Hiram Farm has quickly become her safe place.
“I always struggled with interpersonal interactions and making friends. The appropriate way to introduce myself, talk to people, interrupting conversations was an issue. And coming here, those are things that I've worked at. I've worked, they've worked on with me here. And I've been able to take that into not only my other job but also my family,” Kapela said.
History of the farm
Hiram Farm was started in 2009 by families who wanted a place for their adult children with ASD to go and be provided with meaningful engagement and meaningful work. Many adults living with ASD often struggle to access support and services after they graduate from high school.
The farm serves over 30 people.
The participants have the title of farmer. Some of them come to Hiram Farm to learn skills in order to get a job in the community. Others choose to stay and work on the farm. Kapela has a part-time job caring for horses, but she comes to Hiram Farm more often.
“I could probably work at my other job more but I love this place so much that I will keep coming here,” said Kapela. “This is like my second family.”
The farmers have many choices of things they can do while on the farm.

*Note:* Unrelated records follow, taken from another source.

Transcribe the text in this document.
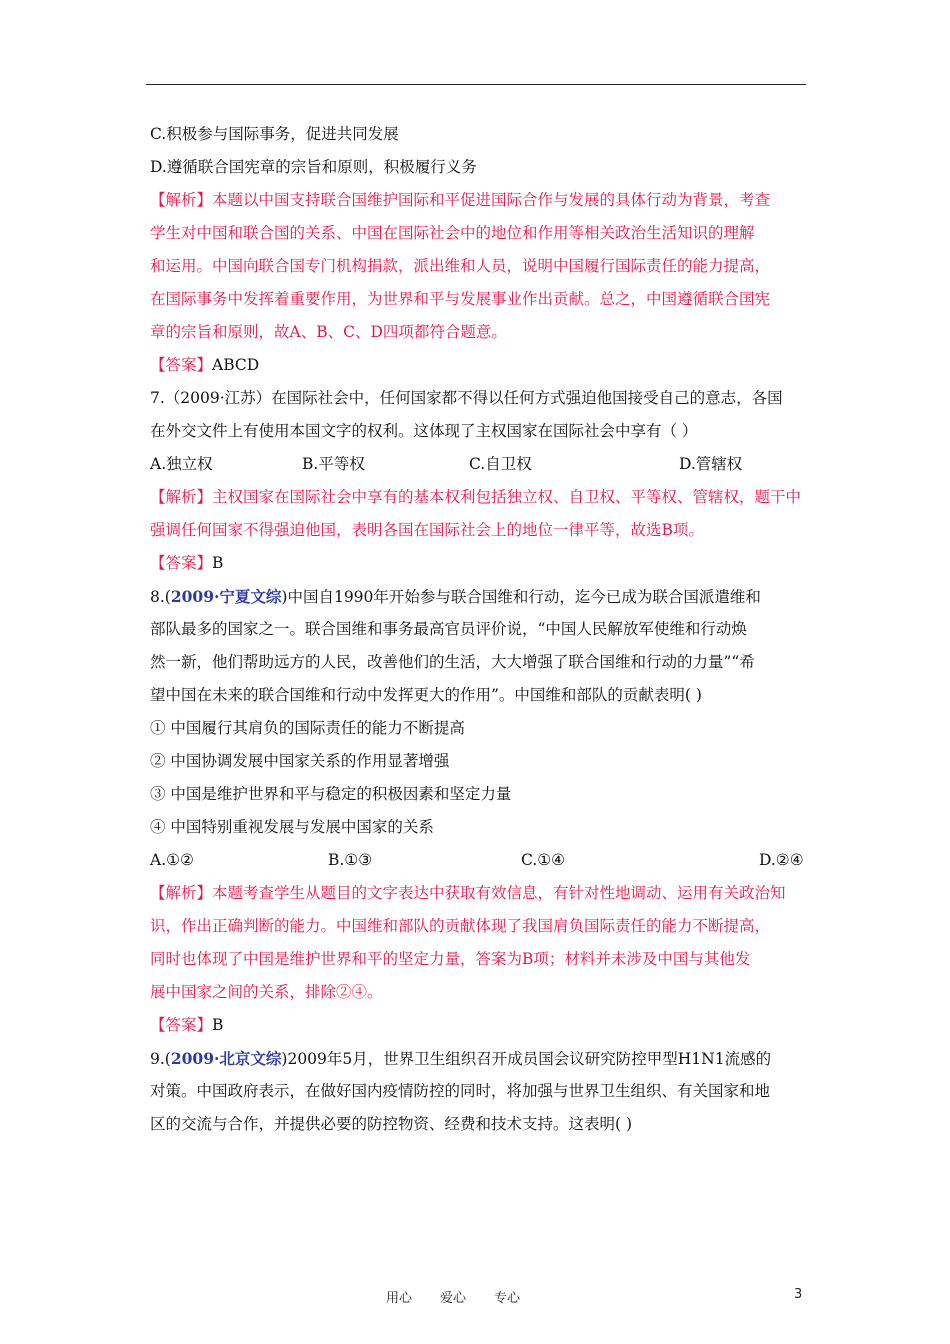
C.积极参与国际事务，促进共同发展
D.遵循联合国宪章的宗旨和原则，积极履行义务
【解析】本题以中国支持联合国维护国际和平促进国际合作与发展的具体行动为背景，考查
学生对中国和联合国的关系、中国在国际社会中的地位和作用等相关政治生活知识的理解
和运用。中国向联合国专门机构捐款，派出维和人员，说明中国履行国际责任的能力提高，
在国际事务中发挥着重要作用，为世界和平与发展事业作出贡献。总之，中国遵循联合国宪
章的宗旨和原则，故A、B、C、D四项都符合题意。
【答案】ABCD
7.（2009·江苏）在国际社会中，任何国家都不得以任何方式强迫他国接受自己的意志，各国
在外交文件上有使用本国文字的权利。这体现了主权国家在国际社会中享有（ ）
A.独立权	B.平等权	C.自卫权	D.管辖权
【解析】主权国家在国际社会中享有的基本权利包括独立权、自卫权、平等权、管辖权，题干中
强调任何国家不得强迫他国，表明各国在国际社会上的地位一律平等，故选B项。
【答案】B
8.(2009·宁夏文综)中国自1990年开始参与联合国维和行动，迄今已成为联合国派遣维和
部队最多的国家之一。联合国维和事务最高官员评价说，“中国人民解放军使维和行动焕
然一新，他们帮助远方的人民，改善他们的生活，大大增强了联合国维和行动的力量”“希
望中国在未来的联合国维和行动中发挥更大的作用”。中国维和部队的贡献表明( )
① 中国履行其肩负的国际责任的能力不断提高
② 中国协调发展中国家关系的作用显著增强
③ 中国是维护世界和平与稳定的积极因素和坚定力量
④ 中国特别重视发展与发展中国家的关系
A.①②	B.①③	C.①④	D.②④
【解析】本题考查学生从题目的文字表达中获取有效信息，有针对性地调动、运用有关政治知
识，作出正确判断的能力。中国维和部队的贡献体现了我国肩负国际责任的能力不断提高，
同时也体现了中国是维护世界和平的坚定力量，答案为B项；材料并未涉及中国与其他发
展中国家之间的关系，排除②④。
【答案】B
9.(2009·北京文综)2009年5月，世界卫生组织召开成员国会议研究防控甲型H1N1流感的
对策。中国政府表示，在做好国内疫情防控的同时，将加强与世界卫生组织、有关国家和地
区的交流与合作，并提供必要的防控物资、经费和技术支持。这表明( )
用心 爱心 专心	3
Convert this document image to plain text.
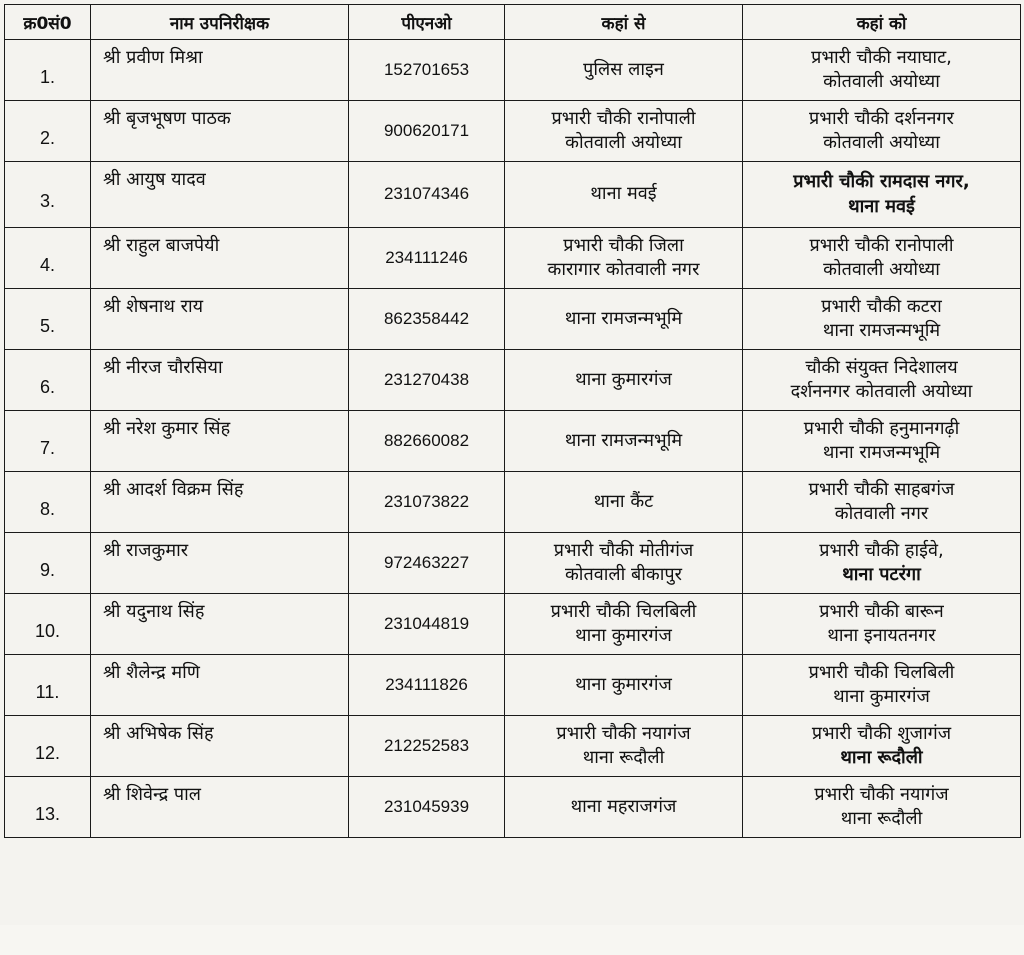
क्र0सं0	नाम उपनिरीक्षक	पीएनओ	कहां से	कहां को

1.	श्री प्रवीण मिश्रा	152701653	पुलिस लाइन	प्रभारी चौकी नयाघाट,
कोतवाली अयोध्या

2.	श्री बृजभूषण पाठक	900620171	प्रभारी चौकी रानोपाली
कोतवाली अयोध्या	प्रभारी चौकी दर्शननगर
कोतवाली अयोध्या

3.	श्री आयुष यादव	231074346	थाना मवई	प्रभारी चौकी रामदास नगर,
थाना मवई

4.	श्री राहुल बाजपेयी	234111246	प्रभारी चौकी जिला
कारागार कोतवाली नगर	प्रभारी चौकी रानोपाली
कोतवाली अयोध्या

5.	श्री शेषनाथ राय	862358442	थाना रामजन्मभूमि	प्रभारी चौकी कटरा
थाना रामजन्मभूमि

6.	श्री नीरज चौरसिया	231270438	थाना कुमारगंज	चौकी संयुक्त निदेशालय
दर्शननगर कोतवाली अयोध्या

7.	श्री नरेश कुमार सिंह	882660082	थाना रामजन्मभूमि	प्रभारी चौकी हनुमानगढ़ी
थाना रामजन्मभूमि

8.	श्री आदर्श विक्रम सिंह	231073822	थाना कैंट	प्रभारी चौकी साहबगंज
कोतवाली नगर

9.	श्री राजकुमार	972463227	प्रभारी चौकी मोतीगंज
कोतवाली बीकापुर	प्रभारी चौकी हाईवे,
थाना पटरंगा

10.	श्री यदुनाथ सिंह	231044819	प्रभारी चौकी चिलबिली
थाना कुमारगंज	प्रभारी चौकी बारून
थाना इनायतनगर

11.	श्री शैलेन्द्र मणि	234111826	थाना कुमारगंज	प्रभारी चौकी चिलबिली
थाना कुमारगंज

12.	श्री अभिषेक सिंह	212252583	प्रभारी चौकी नयागंज
थाना रूदौली	प्रभारी चौकी शुजागंज
थाना रूदौली

13.	श्री शिवेन्द्र पाल	231045939	थाना महराजगंज	प्रभारी चौकी नयागंज
थाना रूदौली
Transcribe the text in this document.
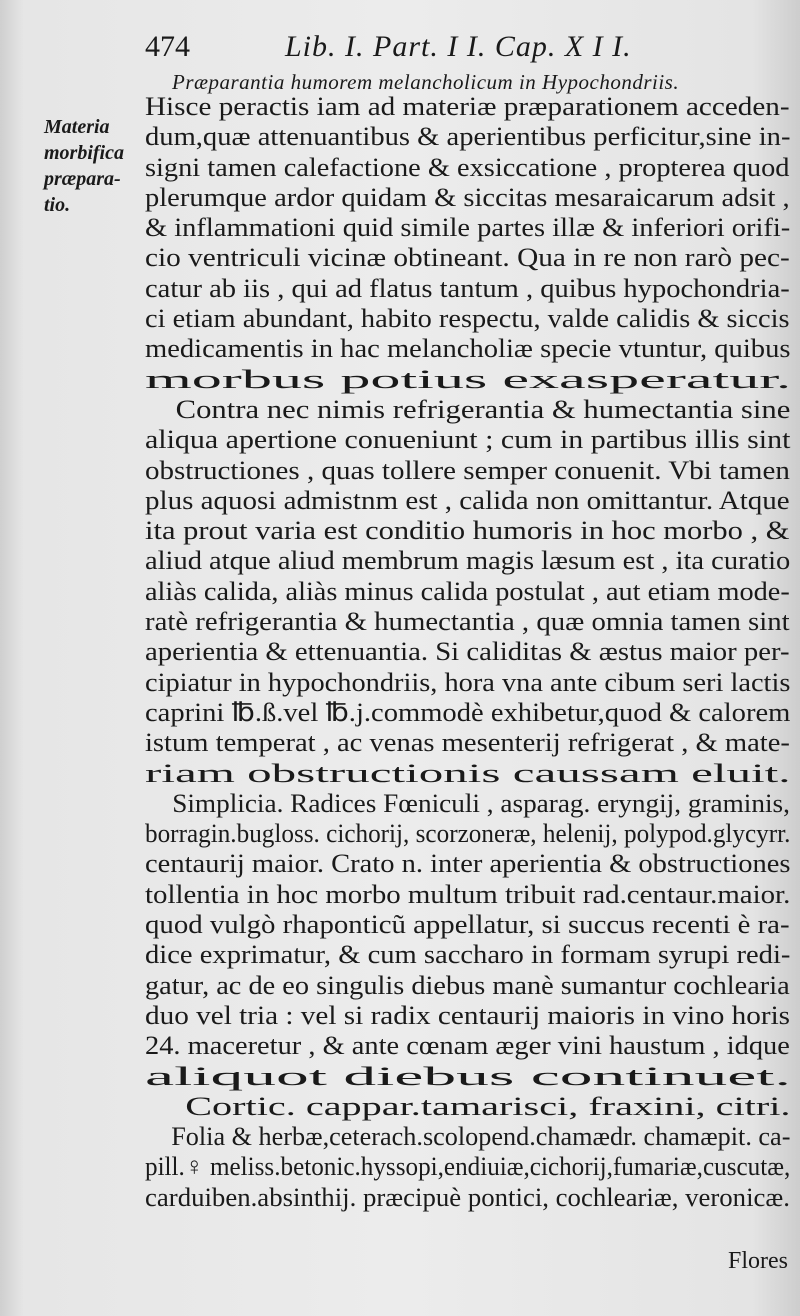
474	Lib. I. Part. I I. Cap. X I I.
Præparantia humorem melancholicum in Hypochondriis.
Materia
morbifica
præpara-
tio.
Hisce peractis iam ad materiæ præparationem acceden-
dum,quæ attenuantibus & aperientibus perficitur,sine in-
signi tamen calefactione & exsiccatione , propterea quod
plerumque ardor quidam & siccitas mesaraicarum adsit ,
& inflammationi quid simile partes illæ & inferiori orifi-
cio ventriculi vicinæ obtineant. Qua in re non rarò pec-
catur ab iis , qui ad flatus tantum , quibus hypochondria-
ci etiam abundant, habito respectu, valde calidis & siccis
medicamentis in hac melancholiæ specie vtuntur, quibus
morbus potius exasperatur.
Contra nec nimis refrigerantia & humectantia sine
aliqua apertione conueniunt ; cum in partibus illis sint
obstructiones , quas tollere semper conuenit. Vbi tamen
plus aquosi admistnm est , calida non omittantur. Atque
ita prout varia est conditio humoris in hoc morbo , &
aliud atque aliud membrum magis læsum est , ita curatio
aliàs calida, aliàs minus calida postulat , aut etiam mode-
ratè refrigerantia & humectantia , quæ omnia tamen sint
aperientia & ettenuantia. Si caliditas & æstus maior per-
cipiatur in hypochondriis, hora vna ante cibum seri lactis
caprini ℔.ß.vel ℔.j.commodè exhibetur,quod & calorem
istum temperat , ac venas mesenterij refrigerat , & mate-
riam obstructionis caussam eluit.
Simplicia. Radices Fœniculi , asparag. eryngij, graminis,
borragin.bugloss. cichorij, scorzoneræ, helenij, polypod.glycyrr.
centaurij maior. Crato n. inter aperientia & obstructiones
tollentia in hoc morbo multum tribuit rad.centaur.maior.
quod vulgò rhaponticũ appellatur, si succus recenti è ra-
dice exprimatur, & cum saccharo in formam syrupi redi-
gatur, ac de eo singulis diebus manè sumantur cochlearia
duo vel tria : vel si radix centaurij maioris in vino horis
24. maceretur , & ante cœnam æger vini haustum , idque
aliquot diebus continuet.
Cortic. cappar.tamarisci, fraxini, citri.
Folia & herbæ,ceterach.scolopend.chamædr. chamæpit. ca-
pill.♀ meliss.betonic.hyssopi,endiuiæ,cichorij,fumariæ,cuscutæ,
carduiben.absinthij. præcipuè pontici, cochleariæ, veronicæ.
Flores
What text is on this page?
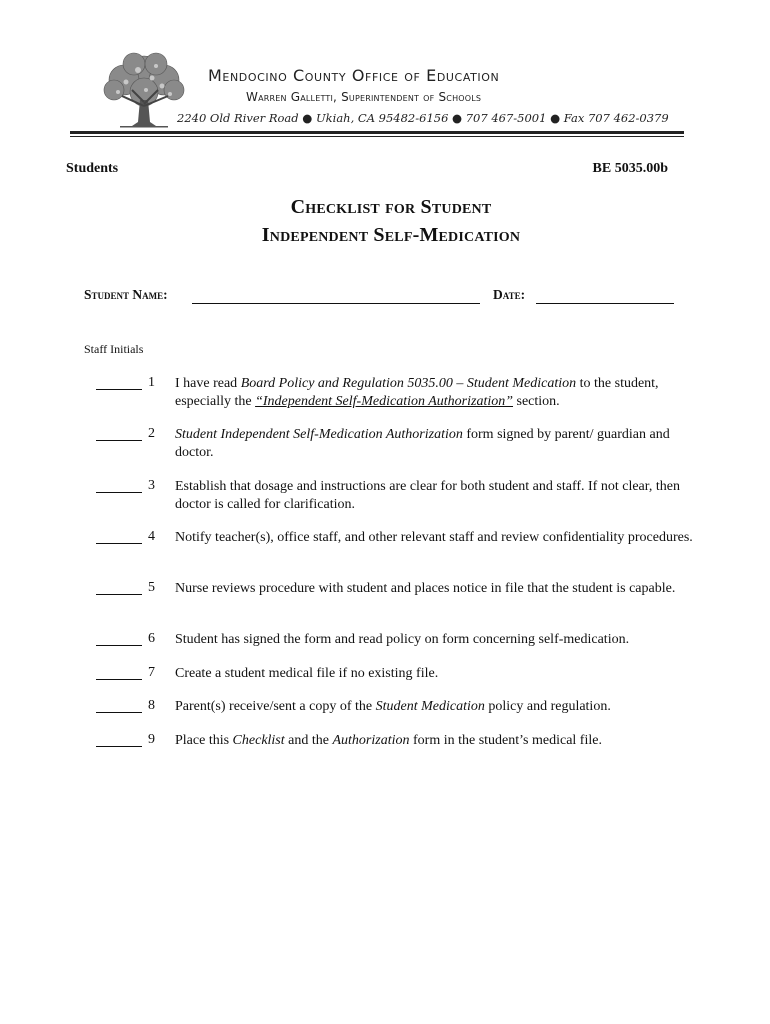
Mendocino County Office of Education
Warren Galletti, Superintendent of Schools
2240 Old River Road ● Ukiah, CA 95482-6156 ● 707 467-5001 ● Fax 707 462-0379
Students	BE 5035.00b
Checklist for Student
Independent Self-Medication
Student Name:	Date:
Staff Initials
1 I have read Board Policy and Regulation 5035.00 – Student Medication to the student, especially the “Independent Self-Medication Authorization” section.
2 Student Independent Self-Medication Authorization form signed by parent/ guardian and doctor.
3 Establish that dosage and instructions are clear for both student and staff. If not clear, then doctor is called for clarification.
4 Notify teacher(s), office staff, and other relevant staff and review confidentiality procedures.
5 Nurse reviews procedure with student and places notice in file that the student is capable.
6 Student has signed the form and read policy on form concerning self-medication.
7 Create a student medical file if no existing file.
8 Parent(s) receive/sent a copy of the Student Medication policy and regulation.
9 Place this Checklist and the Authorization form in the student’s medical file.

Kapela enjoys weaving, arts and crafts, making items in the woodshop and taking care of the animals. All the money that comes from the items sold on the farm (meat, vegetables, eggs, arts and crafts, etc) is split between the farmers.
“They can learn to care for the animals, work in the garden, they can learn to work as a team, they can learn ceramics, woodshop cleaning, they can learn computer skills. If they want, they can learn how to weave, they can learn to paint, sand, build items, they can learn to do yard work,” said Allison Harrell, director of Programming at Hiram Farm.
Harrell tailors each farmer's day to help them find success. If the farm doesn't currently offer something that a farmer wants to learn, they’ll find a way to help them learn it.
“The main goal is for them to be who they are more than anything. If that means going out in the community, then by all means, and that's what they can do. If that means that they just get to come here and be who they are and explore their own likes and interests and grow in their own personal life, then that's their goal,” Harrell said.
“They're capable of things that they probably didn't even know they were capable of or their family didn't realize that they could do. It's just that society can often be narrow-minded to those kinds of needs. And it can be easy to fall into thinking that they just aren't capable when they're fully capable of doing everything that you and I would do.”
To Kapela, the outside world can be cruel and misunderstanding, but here she’s made a priority.
“I have issues and it was like, nope, we can't deal with it. And we don't want to, that's it . . . (but here) they find the ways that work with everybody, no matter what, they have found ways. Everybody has a place here. And they make sure that everybody feels like they have a place and that they are cared about and how we feel and what we want matters,” Kapela said.
“It's really important for people to understand that people with disabilities do have a voice and that they should not be silenced,” added Harrell. “And that when allowed, they will speak up and they will advocate for themselves. And they will tell you what they need and what they want and they're not weak and they're not feeble. They're just the strongest individuals that you'll probably ever meet. And it's really a gift to be working with them.”